Over time, Eckman had the privilege of working Orioles games with Chuck Thompson and Bill O'Donnell, and his frantic "Get out of here!" call of a game-winning homer by Doug DeCinces remains a treasured memory of O's fans. 
But if cornered, Eckman would have probably admitted his lengthy relationship with the Baltimore Blast indoor soccer team as his most rewarding broadcasting experience. His assignment was natural, serving as the color man for play-by-play announcer Art Sinclair.  
"Charley sort of became the show for the team, on the air and on the road," said Drew Forrester, the then-Blast general manager who is now a talk show host on WNST. "Charley did the Blast games from 1981 to 1990 and came back in 1992 to do the Spirits. But I knew Charley from growing up in the same Glen Burnie neighborhood. As a kid, I even shoveled his sidewalk a few times. … Going out to dinner with Charley on the road was unforgettable. You'd get a three-hour lecture on life and sports, but it was always a treat." 
No one appreciated Eckman's ties with the Blast more than coach Kenny Cooper, who was a character in his own right. "Charley was really instrumental in bringing me to Baltimore," said Cooper, now living in Dallas and overseeing the highly-promising soccer career of his son, Kenny Jr. "He was like a father figure to me. We had similar backgrounds, him growing up in Baltimore and me in Liverpool, two blue-collar towns. He made me and my family feel like part of his own. He was responsible more than anyone for selling the indoor soccer game to the fans, and I think hooking up with the Blast gave him a new lease on life." 
Cooper readily acknowledges that Eckman's extensive basketball background helped mold his soccer strategy. 
"Basically, basketball and indoor soccer have a lot in common with the passing and cutting and Charley knew the game because Baltimore was once a hotbed for soccer, with a lot of imported players," Cooper said. "Originally, fans were pessimistic, but Charley could sell anything in his hometown. He was like a walking billboard that read, ‘Eckman of Baltimore.’" 
Cooper remembers making a friendly bet with Eckman, who boasted of knowing somebody in every town the Blast performed. "Charley knew everybody -- politicians, athletes, waitresses, bellhops. But on our 74th road trip I thought I finally had him, flying home from Phoenix. We boarded the plane when the pilot popped out of the cabin for a final check. And damn if he didn't greet Charley with a big hug." 
Charley began his battle with cancer in 1991, and in his open, colorful vernacular, cracked, "I had to call two cabs to escape that time." 
But in 1994, a year before he died, he received an unexpected $19,348 windfall from the National Basketball Association for being a pioneer referee. 

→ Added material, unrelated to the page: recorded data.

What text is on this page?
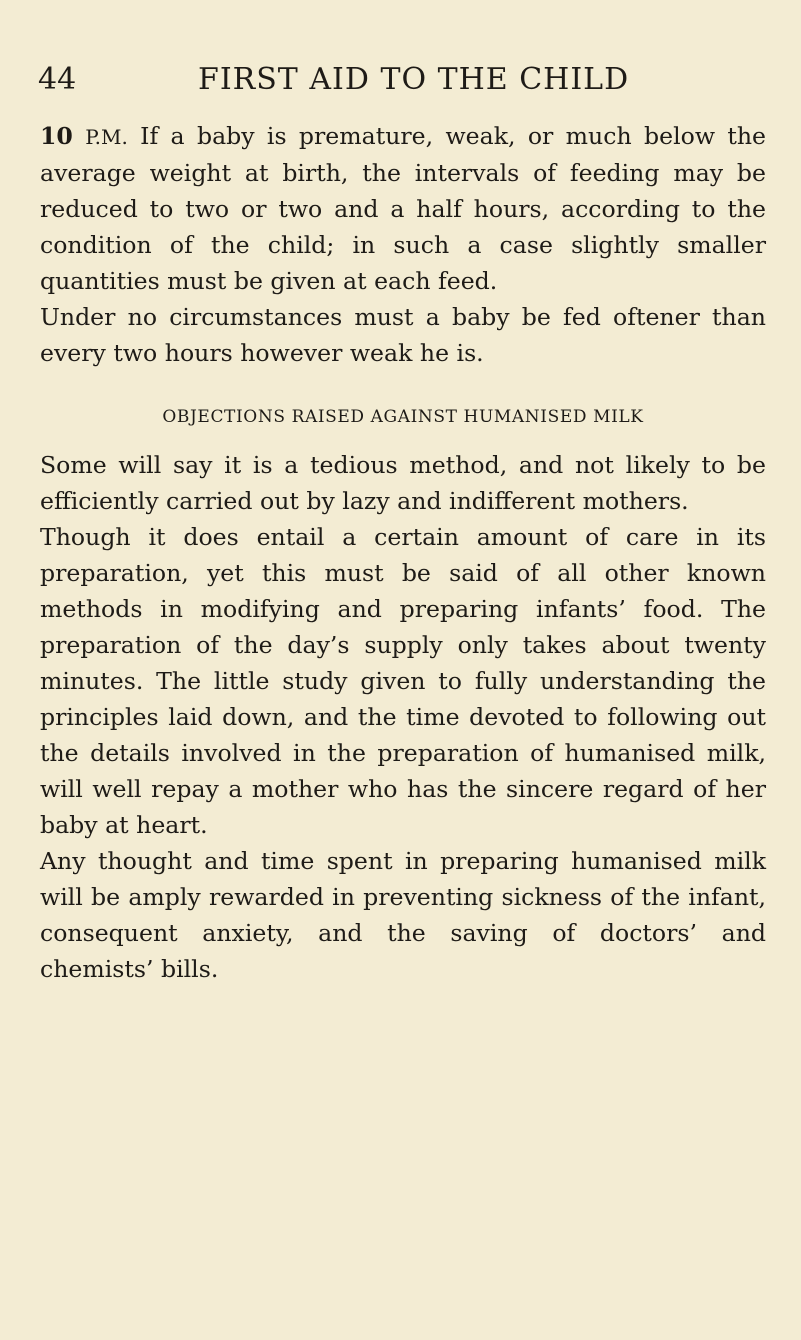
44	FIRST AID TO THE CHILD

10 P.M. If a baby is premature, weak, or much below the average weight at birth, the intervals of feeding may be reduced to two or two and a half hours, according to the condition of the child; in such a case slightly smaller quantities must be given at each feed.

Under no circumstances must a baby be fed oftener than every two hours however weak he is.

OBJECTIONS RAISED AGAINST HUMANISED MILK

Some will say it is a tedious method, and not likely to be efficiently carried out by lazy and indifferent mothers.

Though it does entail a certain amount of care in its preparation, yet this must be said of all other known methods in modifying and preparing infants’ food. The preparation of the day’s supply only takes about twenty minutes. The little study given to fully understanding the principles laid down, and the time devoted to following out the details involved in the preparation of humanised milk, will well repay a mother who has the sincere regard of her baby at heart.

Any thought and time spent in preparing humanised milk will be amply rewarded in preventing sickness of the infant, consequent anxiety, and the saving of doctors’ and chemists’ bills.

Arnie Heft, another Baltimore native, who often partnered with Eckman in the early days, had fought a long battle with the league to establish a pension fund for the then-six surviving old-time officials -- himself, Eckman, head referee Pat Kennedy, Sid Borgia, Sid Fox and Joe Serafin.  
Heft remembers how effusively he was thanked for his labor by Eckman and his wife. 
"It was a real rough time for her, but Wilma was really appreciative of the check," he said. "I believe she used it to help buy her home in North Carolina." 
The final buzzer finally blew for Eckman on July 3, 1995. But he had already written his own epitaph: "Life's like basketball, better than a movie," he said. "If you kick one, admit it and keep on moving. When I was reffing, the first thing I wanted them to know [was that] I was going to be there all night, and they were going to nowhere without me. Then we had some fun." 
More than fun, Charley. A lifetime of laughs and great memories. Call a limo. No, call two limos. You deserved it.